My piece on Scott Nelles yesterday reminded me that I had been meaning to do a piece on Stephane Halleux. Halleux is one of my favorite sculptors. His robots, cars, flying machines and other assorted coolnesses are made from found objects, and assembled with a sense of humor that is equal to his sense of style. I’m in awe of his color palette, notion of wear, use of materials and overall design sense.
Halleux hails from Belgium, where he spent many an hour dragged by his parents “against his will” to different museums. But this reluctant extracurricular education paid off: when he was 10, he was in a museum where he was taken with the work of sculptor Jean Tinguely – playful art that looked like toys – and found himself inspired.

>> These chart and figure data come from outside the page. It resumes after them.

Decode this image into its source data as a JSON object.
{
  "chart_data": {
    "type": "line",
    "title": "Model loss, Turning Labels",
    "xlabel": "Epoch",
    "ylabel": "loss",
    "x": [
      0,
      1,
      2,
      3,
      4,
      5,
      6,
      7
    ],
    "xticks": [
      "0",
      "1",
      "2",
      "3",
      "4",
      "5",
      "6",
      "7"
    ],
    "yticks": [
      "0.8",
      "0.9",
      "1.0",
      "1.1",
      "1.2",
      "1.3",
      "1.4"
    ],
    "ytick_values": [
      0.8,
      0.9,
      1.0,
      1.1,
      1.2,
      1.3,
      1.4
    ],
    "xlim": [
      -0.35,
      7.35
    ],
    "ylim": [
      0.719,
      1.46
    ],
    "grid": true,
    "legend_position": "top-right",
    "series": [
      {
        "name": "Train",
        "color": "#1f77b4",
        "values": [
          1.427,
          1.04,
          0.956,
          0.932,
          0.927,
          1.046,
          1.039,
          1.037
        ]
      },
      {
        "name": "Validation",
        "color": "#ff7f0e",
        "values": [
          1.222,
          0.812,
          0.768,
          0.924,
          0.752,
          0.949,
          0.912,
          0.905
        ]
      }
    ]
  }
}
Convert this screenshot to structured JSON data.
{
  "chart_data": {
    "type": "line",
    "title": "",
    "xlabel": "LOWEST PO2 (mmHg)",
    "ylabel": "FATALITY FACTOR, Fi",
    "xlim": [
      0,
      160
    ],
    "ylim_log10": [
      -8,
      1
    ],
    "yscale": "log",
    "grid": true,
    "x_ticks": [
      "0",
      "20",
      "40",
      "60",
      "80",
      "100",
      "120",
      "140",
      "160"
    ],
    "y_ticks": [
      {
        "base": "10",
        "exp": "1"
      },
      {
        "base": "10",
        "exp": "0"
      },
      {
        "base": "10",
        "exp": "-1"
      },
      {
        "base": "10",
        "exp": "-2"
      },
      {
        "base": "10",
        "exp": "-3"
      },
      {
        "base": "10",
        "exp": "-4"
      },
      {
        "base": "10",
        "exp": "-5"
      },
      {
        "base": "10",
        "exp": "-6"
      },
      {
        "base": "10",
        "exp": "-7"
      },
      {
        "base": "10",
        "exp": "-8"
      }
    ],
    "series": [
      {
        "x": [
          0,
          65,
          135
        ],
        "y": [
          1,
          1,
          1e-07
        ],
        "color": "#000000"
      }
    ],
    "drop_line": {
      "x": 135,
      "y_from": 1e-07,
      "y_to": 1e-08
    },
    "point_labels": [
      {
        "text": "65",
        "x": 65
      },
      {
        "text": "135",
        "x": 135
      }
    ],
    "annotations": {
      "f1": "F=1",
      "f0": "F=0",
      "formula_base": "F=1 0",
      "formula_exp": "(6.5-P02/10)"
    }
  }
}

The artist is drawn to film and comics, and so it was natural that he wound up at an animation studio in Luxembourg for a bit, finding work as a colorist and layout artist. According to Halleux, this part of his life marked a seven-year period of “drawing uninteresting things for other people”, and he began to despair of being able to ever draw anything else. When he ultimately found the animation industry too lacking in creativity, he took a job working for a bankruptcy furniture liquidator, where he began finding tons of discarded objects that began to form the basis of his work, and his artistic inspiration returned. His work was well-received in a very successful exhibition in 2005, and he’s been a full time artist ever since.
Man, I’d love to have one of his pieces sitting on my desk. Inspirational work from an inspirational artist.